Computer Engineering Department, Faculty of Engineering, Cyprus International University, via Mersin10, Nicosia, Northern Cyprus, Turkey.
Artificial Intelligence Application and Research Center, Cyprus International University, via Mersin10, Nicosia, Northern Cyprus, Turkey.
BMC Med Imaging. 2024 Sep 2;24(1):231. doi: 10.1186/s12880-024-01400-7.
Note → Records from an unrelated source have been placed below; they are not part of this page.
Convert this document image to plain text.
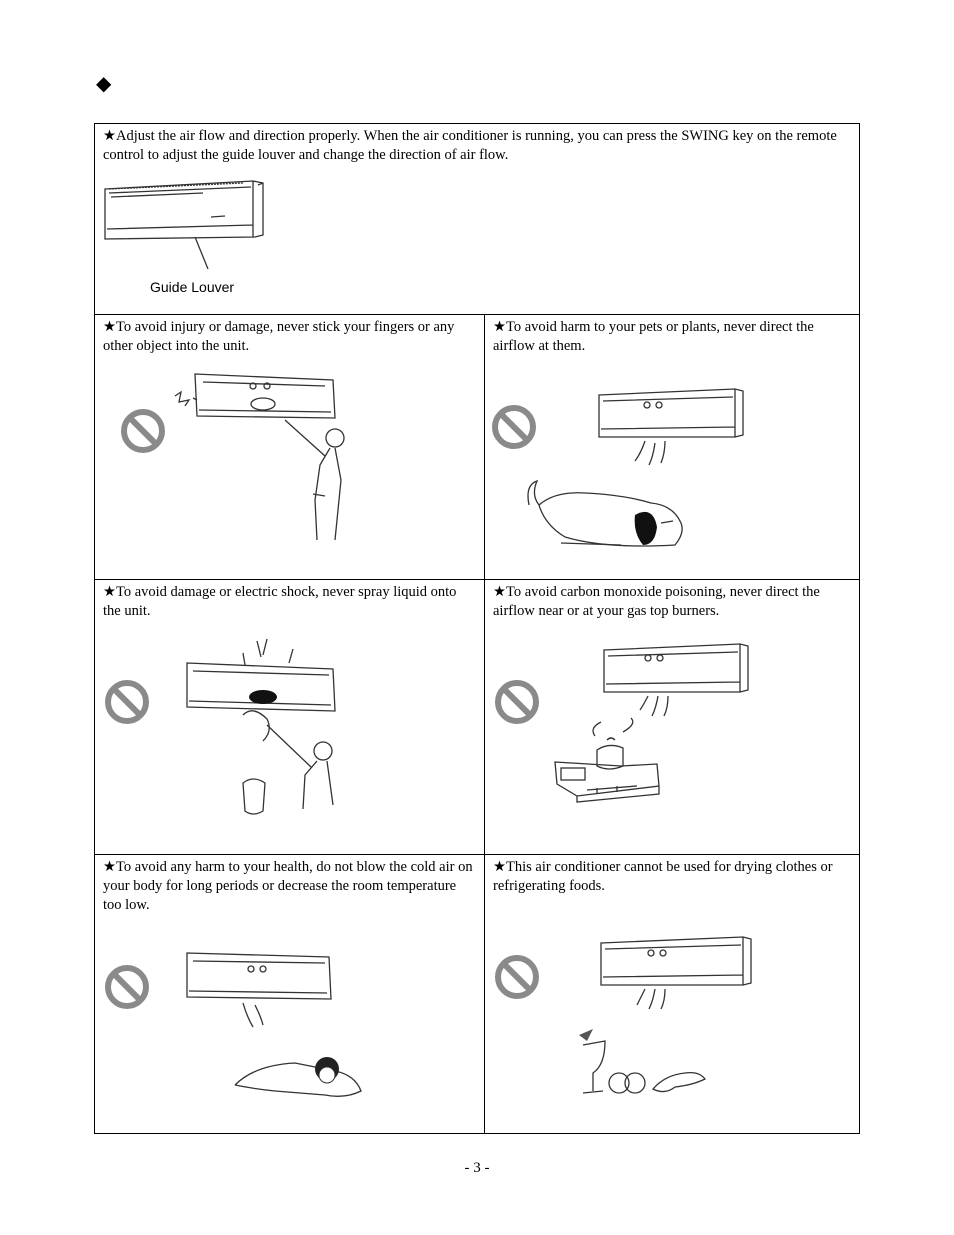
◆
★Adjust the air flow and direction properly. When the air conditioner is running, you can press the SWING key on the remote control to adjust the guide louver and change the direction of air flow.
Guide Louver
★To avoid injury or damage, never stick your fingers or any other object into the unit.
★To avoid harm to your pets or plants, never direct the airflow at them.
★To avoid damage or electric shock, never spray liquid onto the unit.
★To avoid carbon monoxide poisoning, never direct the airflow near or at your gas top burners.
★To avoid any harm to your health, do not blow the cold air on your body for long periods or decrease the room temperature too low.
★This air conditioner cannot be used for drying clothes or refrigerating foods.
- 3 -
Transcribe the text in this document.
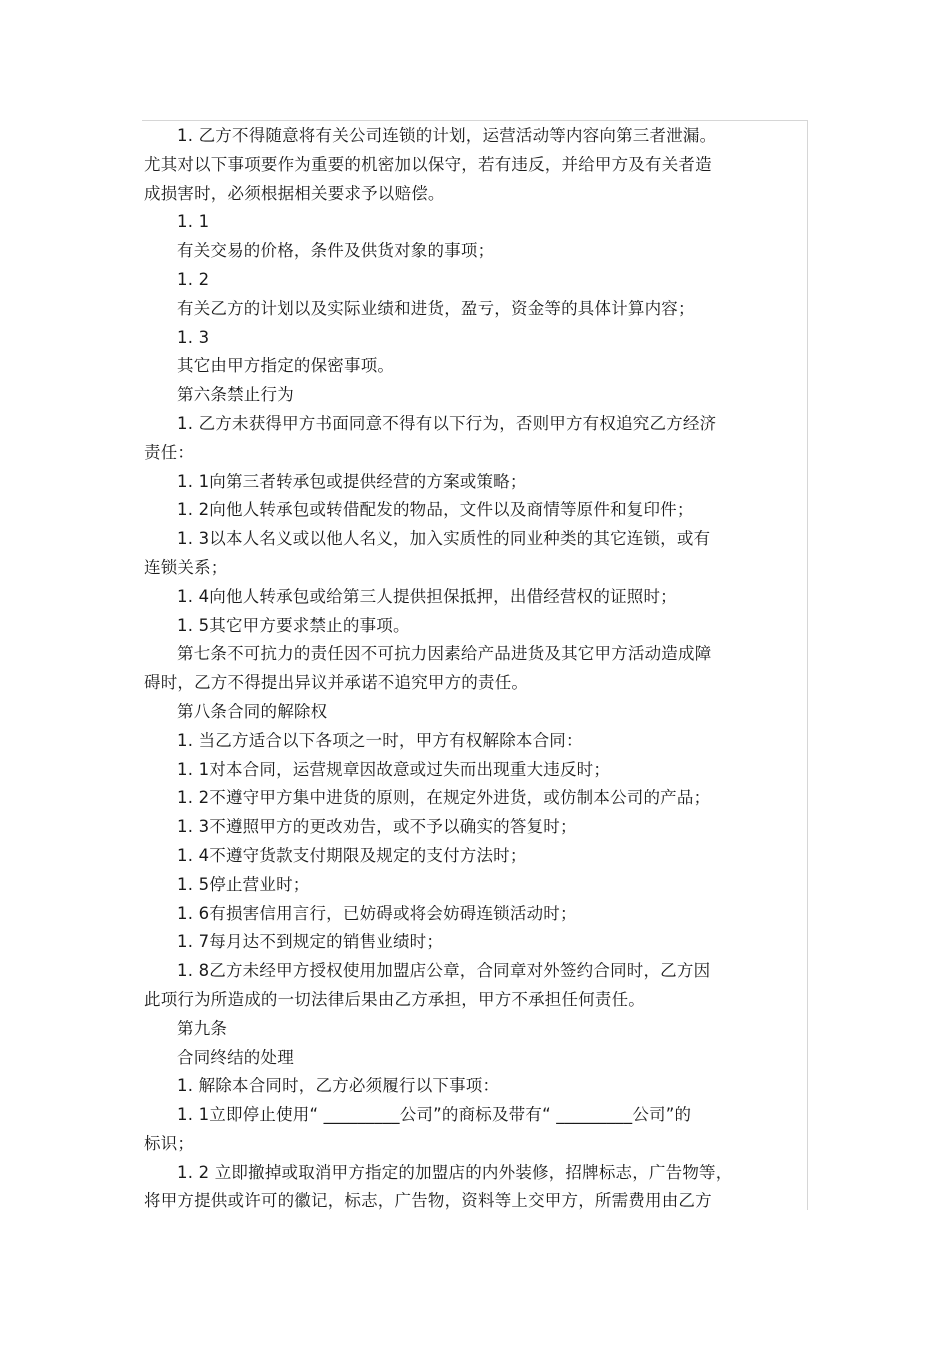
1. 乙方不得随意将有关公司连锁的计划，运营活动等内容向第三者泄漏。

尤其对以下事项要作为重要的机密加以保守，若有违反，并给甲方及有关者造

成损害时，必须根据相关要求予以赔偿。

1. 1

有关交易的价格，条件及供货对象的事项；

1. 2

有关乙方的计划以及实际业绩和进货，盈亏，资金等的具体计算内容；

1. 3

其它由甲方指定的保密事项。

第六条禁止行为

1. 乙方未获得甲方书面同意不得有以下行为，否则甲方有权追究乙方经济

责任：

1. 1向第三者转承包或提供经营的方案或策略；

1. 2向他人转承包或转借配发的物品，文件以及商情等原件和复印件；

1. 3以本人名义或以他人名义，加入实质性的同业种类的其它连锁，或有

连锁关系；

1. 4向他人转承包或给第三人提供担保抵押，出借经营权的证照时；

1. 5其它甲方要求禁止的事项。

第七条不可抗力的责任因不可抗力因素给产品进货及其它甲方活动造成障

碍时，乙方不得提出异议并承诺不追究甲方的责任。

第八条合同的解除权

1. 当乙方适合以下各项之一时，甲方有权解除本合同：

1. 1对本合同，运营规章因故意或过失而出现重大违反时；

1. 2不遵守甲方集中进货的原则，在规定外进货，或仿制本公司的产品；

1. 3不遵照甲方的更改劝告，或不予以确实的答复时；

1. 4不遵守货款支付期限及规定的支付方法时；

1. 5停止营业时；

1. 6有损害信用言行，已妨碍或将会妨碍连锁活动时；

1. 7每月达不到规定的销售业绩时；

1. 8乙方未经甲方授权使用加盟店公章，合同章对外签约合同时，乙方因

此项行为所造成的一切法律后果由乙方承担，甲方不承担任何责任。

第九条

合同终结的处理

1. 解除本合同时，乙方必须履行以下事项：

1. 1立即停止使用“ _________公司”的商标及带有“ _________公司”的

标识；

1. 2 立即撤掉或取消甲方指定的加盟店的内外装修，招牌标志，广告物等，

将甲方提供或许可的徽记，标志，广告物，资料等上交甲方，所需费用由乙方
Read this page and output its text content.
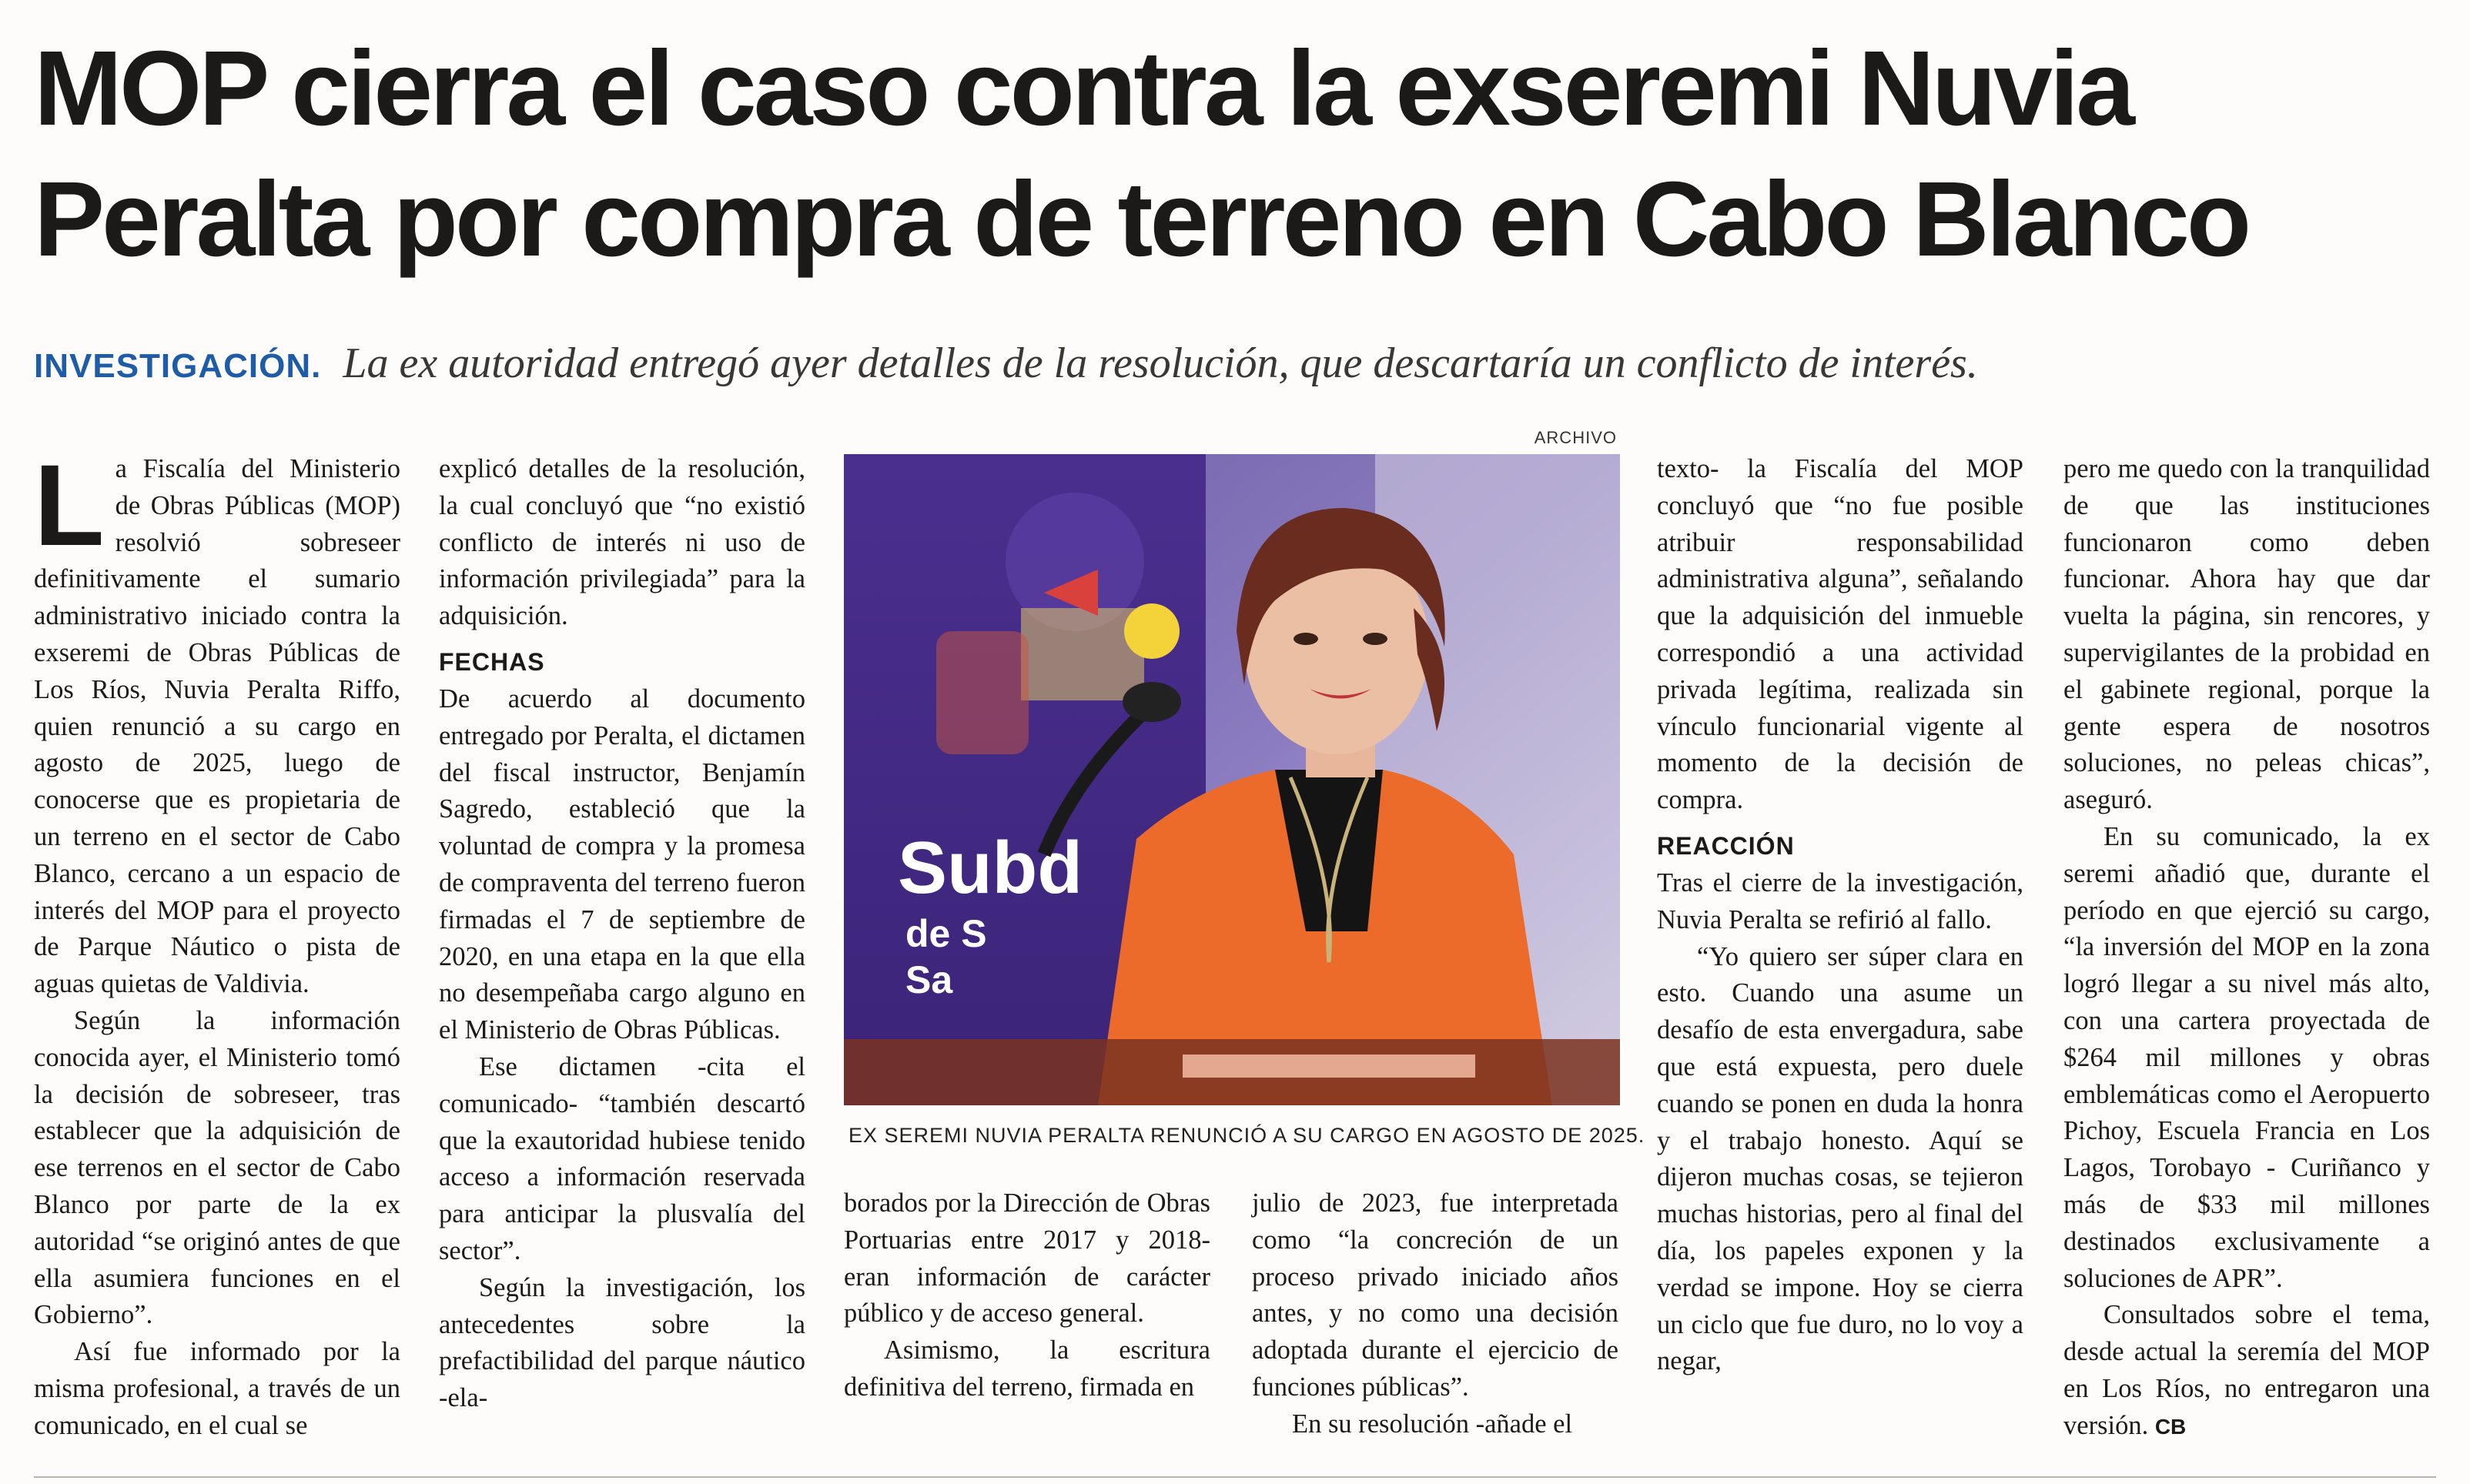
MOP cierra el caso contra la exseremi Nuvia
Peralta por compra de terreno en Cabo Blanco
INVESTIGACIÓN. La ex autoridad entregó ayer detalles de la resolución, que descartaría un conflicto de interés.

La Fiscalía del Ministerio de Obras Públicas (MOP) resolvió sobreseer definitivamente el sumario administrativo iniciado contra la exseremi de Obras Públicas de Los Ríos, Nuvia Peralta Riffo, quien renunció a su cargo en agosto de 2025, luego de conocerse que es propietaria de un terreno en el sector de Cabo Blanco, cercano a un espacio de interés del MOP para el proyecto de Parque Náutico o pista de aguas quietas de Valdivia.

Según la información conocida ayer, el Ministerio tomó la decisión de sobreseer, tras establecer que la adquisición de ese terrenos en el sector de Cabo Blanco por parte de la ex autoridad “se originó antes de que ella asumiera funciones en el Gobierno”.

Así fue informado por la misma profesional, a través de un comunicado, en el cual se

explicó detalles de la resolución, la cual concluyó que “no existió conflicto de interés ni uso de información privilegiada” para la adquisición.

FECHAS

De acuerdo al documento entregado por Peralta, el dictamen del fiscal instructor, Benjamín Sagredo, estableció que la voluntad de compra y la promesa de compraventa del terreno fueron firmadas el 7 de septiembre de 2020, en una etapa en la que ella no desempeñaba cargo alguno en el Ministerio de Obras Públicas.

Ese dictamen -cita el comunicado- “también descartó que la exautoridad hubiese tenido acceso a información reservada para anticipar la plusvalía del sector”.

Según la investigación, los antecedentes sobre la prefactibilidad del parque náutico -ela-

ARCHIVO
Subd
de S
Sa
EX SEREMI NUVIA PERALTA RENUNCIÓ A SU CARGO EN AGOSTO DE 2025.

borados por la Dirección de Obras Portuarias entre 2017 y 2018- eran información de carácter público y de acceso general.

Asimismo, la escritura definitiva del terreno, firmada en

julio de 2023, fue interpretada como “la concreción de un proceso privado iniciado años antes, y no como una decisión adoptada durante el ejercicio de funciones públicas”.

En su resolución -añade el

texto- la Fiscalía del MOP concluyó que “no fue posible atribuir responsabilidad administrativa alguna”, señalando que la adquisición del inmueble correspondió a una actividad privada legítima, realizada sin vínculo funcionarial vigente al momento de la decisión de compra.

REACCIÓN

Tras el cierre de la investigación, Nuvia Peralta se refirió al fallo.

“Yo quiero ser súper clara en esto. Cuando una asume un desafío de esta envergadura, sabe que está expuesta, pero duele cuando se ponen en duda la honra y el trabajo honesto. Aquí se dijeron muchas cosas, se tejieron muchas historias, pero al final del día, los papeles exponen y la verdad se impone. Hoy se cierra un ciclo que fue duro, no lo voy a negar,

pero me quedo con la tranquilidad de que las instituciones funcionaron como deben funcionar. Ahora hay que dar vuelta la página, sin rencores, y supervigilantes de la probidad en el gabinete regional, porque la gente espera de nosotros soluciones, no peleas chicas”, aseguró.

En su comunicado, la ex seremi añadió que, durante el período en que ejerció su cargo, “la inversión del MOP en la zona logró llegar a su nivel más alto, con una cartera proyectada de $264 mil millones y obras emblemáticas como el Aeropuerto Pichoy, Escuela Francia en Los Lagos, Torobayo - Curiñanco y más de $33 mil millones destinados exclusivamente a soluciones de APR”.

Consultados sobre el tema, desde actual la seremía del MOP en Los Ríos, no entregaron una versión. CB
Recent improvements in artificial intelligence and computer vision make it possible to automatically detect abnormalities in medical images. Skin lesions are one broad class of them. There are types of lesions that cause skin cancer, again with several types. Melanoma is one of the deadliest types of skin cancer. Its early diagnosis is at utmost importance. The treatments are greatly aided with artificial intelligence by the quick and precise diagnosis of these conditions. The identification and delineation of boundaries inside skin lesions have shown promise when using the basic image processing approaches for edge detection. Further enhancements regarding edge detections are possible. In this paper, the use of fractional differentiation for improved edge detection is explored on the application of skin lesion detection. A framework based on fractional differential filters for edge detection in skin lesion images is proposed that can improve automatic detection rate of malignant melanoma. The derived images are used to enhance the input images. Obtained images then undergo a classification process based on deep learning. A well-studied dataset of HAM10000 is used in the experiments. The system achieves 81.04% accuracy with EfficientNet model using the proposed fractional derivative based enhancements whereas accuracies are around 77.94% when using original images. In almost all the experiments, the enhanced images improved the accuracy. The results show that the proposed method improves the recognition performance.
最近人工智能和计算机视觉的进步使得自动检测医学图像中的异常成为可能。皮肤病变就是其中一个广泛的类别。有些类型的病变会导致皮肤癌,而且有几种类型。黑色素瘤是最致命的皮肤癌之一。早期诊断至关重要。人工智能可以通过快速准确地诊断这些疾病,极大地帮助治疗。使用基本的图像处理方法进行边缘检测,可以对皮肤病变内部的边界进行识别和描绘。进一步提高边缘检测的效果是可能的。在本文中,探讨了分数阶微分在皮肤病变检测中的应用,以提高边缘检测效果。提出了一种基于分数阶微分滤波器的皮肤病变图像边缘检测框架,可以提高恶性黑色素瘤的自动检测率。所得到的图像用于增强输入图像。然后,基于深度学习对获得的图像进行分类处理。实验中使用了经过充分研究的 HAM10000 数据集。使用基于分数导数的增强的 EfficientNet 模型,系统达到了 81.04%的准确率,而使用原始图像的准确率约为 77.94%。在几乎所有的实验中,增强后的图像都提高了准确性。结果表明,该方法可以提高识别性能。